ZookKeeper helps manage Kafka. In this tutorial we will only be running a single instance of Kafka however much larger systems may have 10s, 100s, or evens 1000s of brokers that need to be managed. This is where ZooKeeper really helps!
The Kafka REST Proxy provides a RESTful interface to a Kafka cluster. It makes it easy to produce and consume messages, view the state of the cluster, and perform administrative actions without using the native Kafka protocol or clients.
Typically a REST API for Kafka won’t be exposed in this way however for the purposes of learning it helps reduce some of the complexity of getting data into Kafka for first-time users. It also has the added benefit of allowing a REST UI to sit on top of Kafka to provide some insights and visualizations of data.

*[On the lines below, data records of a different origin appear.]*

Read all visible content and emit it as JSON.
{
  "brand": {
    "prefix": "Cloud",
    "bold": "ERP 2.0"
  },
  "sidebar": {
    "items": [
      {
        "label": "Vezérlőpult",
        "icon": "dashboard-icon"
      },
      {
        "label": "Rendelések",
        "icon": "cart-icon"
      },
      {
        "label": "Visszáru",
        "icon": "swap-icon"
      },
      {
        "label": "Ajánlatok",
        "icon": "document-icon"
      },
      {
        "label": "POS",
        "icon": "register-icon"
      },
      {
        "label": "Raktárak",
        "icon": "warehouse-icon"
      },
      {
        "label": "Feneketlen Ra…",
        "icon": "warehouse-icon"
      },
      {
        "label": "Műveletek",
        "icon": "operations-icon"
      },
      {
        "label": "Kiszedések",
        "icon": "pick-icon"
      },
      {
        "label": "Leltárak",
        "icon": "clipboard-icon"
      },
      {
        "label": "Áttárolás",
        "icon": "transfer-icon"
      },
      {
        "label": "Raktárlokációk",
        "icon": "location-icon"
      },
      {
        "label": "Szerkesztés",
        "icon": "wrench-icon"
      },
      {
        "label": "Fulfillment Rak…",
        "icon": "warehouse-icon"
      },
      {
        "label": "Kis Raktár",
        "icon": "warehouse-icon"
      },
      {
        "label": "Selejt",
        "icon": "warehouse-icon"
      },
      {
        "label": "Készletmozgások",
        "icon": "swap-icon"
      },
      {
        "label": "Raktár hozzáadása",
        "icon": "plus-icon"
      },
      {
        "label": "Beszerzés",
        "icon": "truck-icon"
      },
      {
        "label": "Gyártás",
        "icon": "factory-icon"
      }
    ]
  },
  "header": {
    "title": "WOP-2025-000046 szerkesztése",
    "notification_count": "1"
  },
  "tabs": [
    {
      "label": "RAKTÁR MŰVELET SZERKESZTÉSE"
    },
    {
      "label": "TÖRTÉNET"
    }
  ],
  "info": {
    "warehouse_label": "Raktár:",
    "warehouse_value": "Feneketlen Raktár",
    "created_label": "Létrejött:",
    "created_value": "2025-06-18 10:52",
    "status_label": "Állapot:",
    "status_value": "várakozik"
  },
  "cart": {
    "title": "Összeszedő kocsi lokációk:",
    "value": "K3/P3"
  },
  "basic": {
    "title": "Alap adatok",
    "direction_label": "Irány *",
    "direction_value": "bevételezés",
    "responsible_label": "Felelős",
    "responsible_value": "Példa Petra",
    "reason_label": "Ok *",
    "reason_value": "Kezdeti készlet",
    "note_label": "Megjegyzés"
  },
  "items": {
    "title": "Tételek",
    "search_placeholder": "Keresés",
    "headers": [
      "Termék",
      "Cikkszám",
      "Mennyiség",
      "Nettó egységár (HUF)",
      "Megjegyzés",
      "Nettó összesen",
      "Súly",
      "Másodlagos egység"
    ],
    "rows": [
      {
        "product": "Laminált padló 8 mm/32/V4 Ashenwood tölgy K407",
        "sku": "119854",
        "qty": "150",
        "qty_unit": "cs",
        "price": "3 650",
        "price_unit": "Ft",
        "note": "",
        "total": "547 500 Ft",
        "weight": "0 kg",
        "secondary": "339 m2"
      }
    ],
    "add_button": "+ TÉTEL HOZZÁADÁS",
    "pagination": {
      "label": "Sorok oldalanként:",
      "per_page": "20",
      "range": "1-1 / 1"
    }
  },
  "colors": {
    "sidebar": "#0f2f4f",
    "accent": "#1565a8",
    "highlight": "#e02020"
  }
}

Kafka-Rest-UI is a Kafka topics browser. It provides the ability to view Kafka topics, view topic metadata, browse Kafka messages (with offline storage), filter Kafka messages, view topic configuration, and view consumers status.
Distributed services, stream-processing, and real-time data streams can be a lot to learn at once. Removing the initial dependency on using an API or Client greatly reduces the effort it takes to learn about Kafka and begin building interesting applications.
Kafka-Manager GUI application for managing and using Apache Kafka clusters. It provides an intuitive UI that allows one to quickly view objects within a Kafka cluster as well as the messages stored in the topics of the cluster. It contains features geared towards both developers and administrators.